When a violent outburst saw her husband hit her three-year-old so hard, she flew across the room, Brazna knew she had to leave and get help.
She said: “It doesn’t matter how many years you’ve been through it, it doesn’t matter if on the face of it you look OK and things seem normal, you will be believed, do not give up.”
“Every human being is worth something and that’s what these people (perpetrators) do to us – they take our self-worth away. You might have a good façade but they take the self-worth from the inside and what puts it back is being connected with other people, and the Angelou Centre did this for me, they connected me with everything.”
Sadia wanted to take her own life after being trapped in a forced marriage with a man 10 years older than her.
She said: “I was forced into a marriage with an older man and when I told my family I didn’t want to get married, they beat me. I was brought to the UK where I had my passport taken off me, I was not given a phone and I was not allowed to leave the house. I was often sexually assaulted, I couldn’t talk to my family and I just wanted to die. I felt trapped – like a sparrow in a cage.”
One day, a carer smuggled a phone to Sadia so she could call for help. Sadia’s uncle came and rescued her, taking her to the North East to live with him. But the psychological toll meant she was too frightened to live with him and the men he shared a house with.
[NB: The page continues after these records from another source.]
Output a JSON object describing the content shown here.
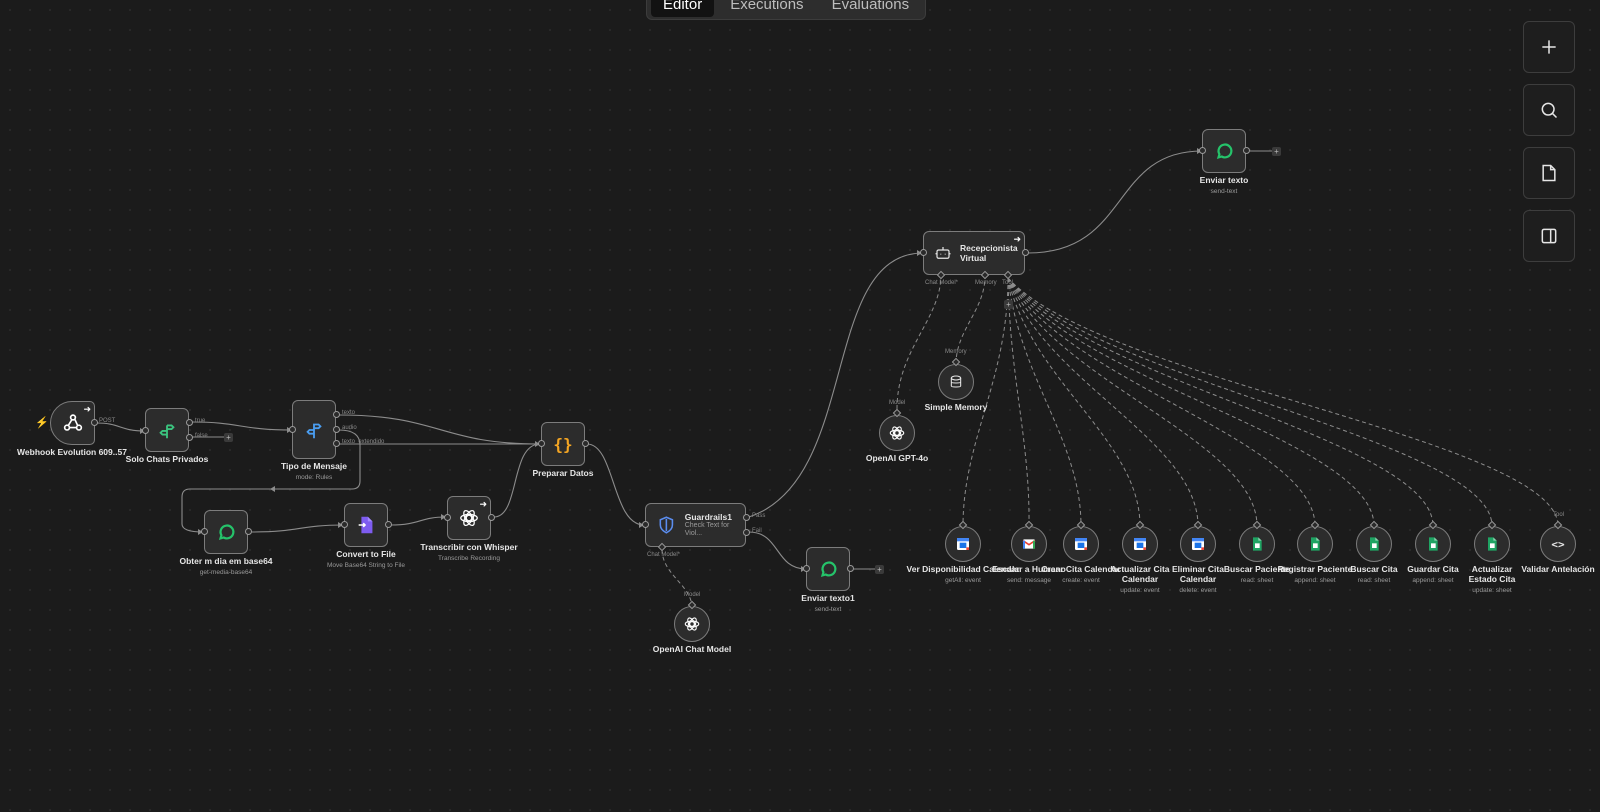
{
  "tabs": [
    "Editor",
    "Executions",
    "Evaluations"
  ],
  "active_tab": "Editor",
  "toolbar": [
    {
      "name": "zoom-in-button",
      "icon": "plus-icon"
    },
    {
      "name": "search-nodes-button",
      "icon": "search-icon"
    },
    {
      "name": "add-sticky-button",
      "icon": "sticky-note-icon"
    },
    {
      "name": "toggle-panel-button",
      "icon": "sidebar-panel-icon"
    }
  ],
  "colors": {
    "canvas": "#1b1b1b",
    "node_bg": "#2c2c2c",
    "node_border": "#7c7c7c",
    "edge": "#8c8c8c",
    "whatsapp_green": "#25c36a",
    "if_green": "#3bc47f",
    "switch_blue": "#4a9df0",
    "code_orange": "#f5a623",
    "convert_purple": "#7e5cf0",
    "guard_blue": "#5b8def",
    "sheets_green": "#1fa463",
    "trigger_bolt": "#e35b4f"
  },
  "nodes": [
    {
      "id": "webhook",
      "label": "Webhook Evolution 609..57",
      "sub": "",
      "icon": "webhook-icon"
    },
    {
      "id": "solo",
      "label": "Solo Chats Privados",
      "sub": "",
      "icon": "if-branch-icon"
    },
    {
      "id": "tipo",
      "label": "Tipo de Mensaje",
      "sub": "mode: Rules",
      "icon": "switch-icon"
    },
    {
      "id": "preparar",
      "label": "Preparar Datos",
      "sub": "",
      "icon": "code-braces-icon"
    },
    {
      "id": "obter",
      "label": "Obter m dia em base64",
      "sub": "get-media-base64",
      "icon": "whatsapp-icon"
    },
    {
      "id": "convert",
      "label": "Convert to File",
      "sub": "Move Base64 String to File",
      "icon": "file-convert-icon"
    },
    {
      "id": "whisper",
      "label": "Transcribir con Whisper",
      "sub": "Transcribe Recording",
      "icon": "openai-icon"
    },
    {
      "id": "guardrails",
      "label": "Guardrails1",
      "sub": "Check Text for Viol...",
      "icon": "shield-icon"
    },
    {
      "id": "enviar1",
      "label": "Enviar texto1",
      "sub": "send-text",
      "icon": "whatsapp-icon"
    },
    {
      "id": "chatmodel",
      "label": "OpenAI Chat Model",
      "sub": "",
      "icon": "openai-icon"
    },
    {
      "id": "recep",
      "label": "Recepcionista Virtual",
      "sub": "",
      "icon": "robot-icon"
    },
    {
      "id": "enviar",
      "label": "Enviar texto",
      "sub": "send-text",
      "icon": "whatsapp-icon"
    },
    {
      "id": "gpt4o",
      "label": "OpenAI GPT-4o",
      "sub": "",
      "icon": "openai-icon"
    },
    {
      "id": "memory",
      "label": "Simple Memory",
      "sub": "",
      "icon": "database-icon"
    },
    {
      "id": "t1",
      "label": "Ver Disponibilidad Calendar",
      "sub": "getAll: event",
      "icon": "google-calendar-icon"
    },
    {
      "id": "t2",
      "label": "Escalar a Humano",
      "sub": "send: message",
      "icon": "gmail-icon"
    },
    {
      "id": "t3",
      "label": "Crear Cita Calendar",
      "sub": "create: event",
      "icon": "google-calendar-icon"
    },
    {
      "id": "t4",
      "label": "Actualizar Cita Calendar",
      "sub": "update: event",
      "icon": "google-calendar-icon"
    },
    {
      "id": "t5",
      "label": "Eliminar Cita Calendar",
      "sub": "delete: event",
      "icon": "google-calendar-icon"
    },
    {
      "id": "t6",
      "label": "Buscar Paciente",
      "sub": "read: sheet",
      "icon": "google-sheets-icon"
    },
    {
      "id": "t7",
      "label": "Registrar Paciente",
      "sub": "append: sheet",
      "icon": "google-sheets-icon"
    },
    {
      "id": "t8",
      "label": "Buscar Cita",
      "sub": "read: sheet",
      "icon": "google-sheets-icon"
    },
    {
      "id": "t9",
      "label": "Guardar Cita",
      "sub": "append: sheet",
      "icon": "google-sheets-icon"
    },
    {
      "id": "t10",
      "label": "Actualizar Estado Cita",
      "sub": "update: sheet",
      "icon": "google-sheets-icon"
    },
    {
      "id": "t11",
      "label": "Validar Antelación",
      "sub": "",
      "icon": "code-icon"
    }
  ],
  "port_labels": {
    "post": "POST",
    "true": "true",
    "false": "false",
    "texto": "texto",
    "audio": "audio",
    "texto_extendido": "texto_extendido",
    "pass": "Pass",
    "fail": "Fail",
    "chat_model_req": "Chat Model*",
    "chat_model": "Chat Model*",
    "memory": "Memory",
    "tool": "Tool",
    "model": "Model",
    "model2": "Model",
    "memory_top": "Memory",
    "tool_top": "Tool"
  }
}
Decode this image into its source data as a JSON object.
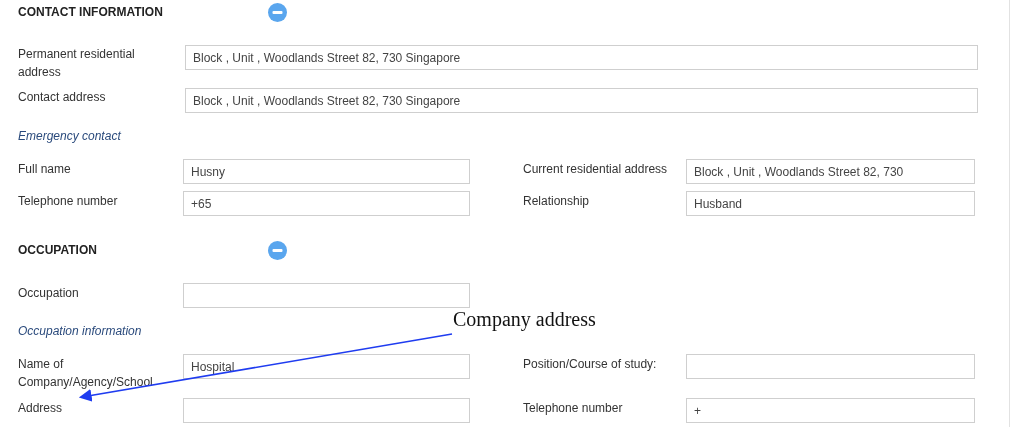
{
  "sections": [
    {
      "title": "CONTACT INFORMATION",
      "expanded": true,
      "rows": [
        {
          "kind": "wide",
          "label": "Permanent residential address",
          "value": "Block , Unit , Woodlands Street 82, 730 Singapore"
        },
        {
          "kind": "wide",
          "label": "Contact address",
          "value": "Block , Unit , Woodlands Street 82, 730 Singapore"
        },
        {
          "kind": "subheading",
          "label": "Emergency contact"
        },
        {
          "kind": "pair",
          "fields": [
            {
              "label": "Full name",
              "value": "Husny"
            },
            {
              "label": "Current residential address",
              "value": "Block , Unit , Woodlands Street 82, 730"
            }
          ]
        },
        {
          "kind": "pair",
          "fields": [
            {
              "label": "Telephone number",
              "value": "+65"
            },
            {
              "label": "Relationship",
              "value": "Husband"
            }
          ]
        }
      ]
    },
    {
      "title": "OCCUPATION",
      "expanded": true,
      "rows": [
        {
          "kind": "half",
          "label": "Occupation"
        },
        {
          "kind": "subheading",
          "label": "Occupation information"
        },
        {
          "kind": "pair",
          "fields": [
            {
              "label": "Name of Company/Agency/School",
              "value": "Hospital"
            },
            {
              "label": "Position/Course of study:"
            }
          ]
        },
        {
          "kind": "pair",
          "fields": [
            {
              "label": "Address"
            },
            {
              "label": "Telephone number",
              "value": "+"
            }
          ]
        }
      ]
    }
  ],
  "annotation": {
    "text": "Company address"
  }
}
“I went out and walked down the street and just cried and cried,” she said. “A taxi driver stopped and asked me if I was OK and I told him everything. He told me he knew of a place where I could get help but I didn’t want to get in the car with him because I didn’t trust him. So, he said if I walked behind the car he would drive really slowly and he took me to the centre.
“I didn’t know what was behind that door and I was really frightened, but it saved my life. Now, I have a job and friends and my own life. Please do not force your girls into marriage for financial gain or any other reasons.”